>> Germany's largest lender Deutsche Bank, has been reeling since it emerged last month, that the US Department of Justice is demanding $14 billion in damages linked to claims that Deutsche Bank mis-sold mortgage-backed securities in the run-up to global financial crisis. I'm Noah Barkin, special correspondent for Europe at Reuters in Berlin.
The DOJ demands, have unsettled investors in Deutsche Bank, sending it's shares to their lowest level in over 30 years and sparking speculation denied by both the bank and the German government that Berlin may have to come to the rescue. This comes at the worse possible time for German Chancellor Angela Merkel.
She is under severe political pressure for her refugee policy. She faces a federal election in a years time.
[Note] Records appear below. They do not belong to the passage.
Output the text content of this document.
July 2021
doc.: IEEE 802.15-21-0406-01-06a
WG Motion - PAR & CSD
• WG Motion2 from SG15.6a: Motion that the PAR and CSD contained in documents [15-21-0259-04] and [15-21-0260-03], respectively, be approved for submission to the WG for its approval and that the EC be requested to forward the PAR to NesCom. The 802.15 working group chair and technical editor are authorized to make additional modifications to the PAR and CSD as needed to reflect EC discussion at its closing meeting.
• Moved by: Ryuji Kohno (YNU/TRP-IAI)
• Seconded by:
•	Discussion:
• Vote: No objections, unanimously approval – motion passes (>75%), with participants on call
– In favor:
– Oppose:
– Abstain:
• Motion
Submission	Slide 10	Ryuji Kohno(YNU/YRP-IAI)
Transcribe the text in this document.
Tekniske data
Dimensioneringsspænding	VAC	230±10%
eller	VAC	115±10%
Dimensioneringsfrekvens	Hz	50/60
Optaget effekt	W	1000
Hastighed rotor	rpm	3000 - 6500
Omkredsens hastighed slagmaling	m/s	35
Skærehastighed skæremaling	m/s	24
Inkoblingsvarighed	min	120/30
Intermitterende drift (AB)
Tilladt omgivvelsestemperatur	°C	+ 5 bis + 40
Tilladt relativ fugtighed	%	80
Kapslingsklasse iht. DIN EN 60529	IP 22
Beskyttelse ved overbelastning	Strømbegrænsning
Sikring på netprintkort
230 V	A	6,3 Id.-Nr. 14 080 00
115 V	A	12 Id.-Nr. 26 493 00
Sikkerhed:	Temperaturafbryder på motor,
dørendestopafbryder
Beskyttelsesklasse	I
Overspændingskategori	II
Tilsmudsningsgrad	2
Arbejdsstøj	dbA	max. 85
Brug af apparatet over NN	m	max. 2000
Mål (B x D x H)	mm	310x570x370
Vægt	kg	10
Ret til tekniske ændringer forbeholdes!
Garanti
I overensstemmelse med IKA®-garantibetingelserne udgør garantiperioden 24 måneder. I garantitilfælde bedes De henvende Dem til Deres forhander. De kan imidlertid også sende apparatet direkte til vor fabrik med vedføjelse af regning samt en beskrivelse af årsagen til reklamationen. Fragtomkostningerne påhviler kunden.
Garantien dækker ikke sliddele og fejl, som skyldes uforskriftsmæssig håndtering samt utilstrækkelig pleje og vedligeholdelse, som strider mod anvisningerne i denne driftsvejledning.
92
Any attempt to bail out or come to the rescue of Deutsche Bank would be seized upon by other German parties in the run-up to the vote. It would also undermine Germany's credibility in Europe.
So, we can expect the government to do everything in it's power to avoid intervening and supporting Deutsche Bank. German officials that we've talked to have said, they are dead set against Deutsche Bank being taken over by another European bank. They say, European mergers are fine as long as the headquarters doesn't end up in Madrid, Amsterdam or Paris.
We're gonna see over the next few months whether Germany may have to suck up its pride and make some compromises on some of these hard-line stances.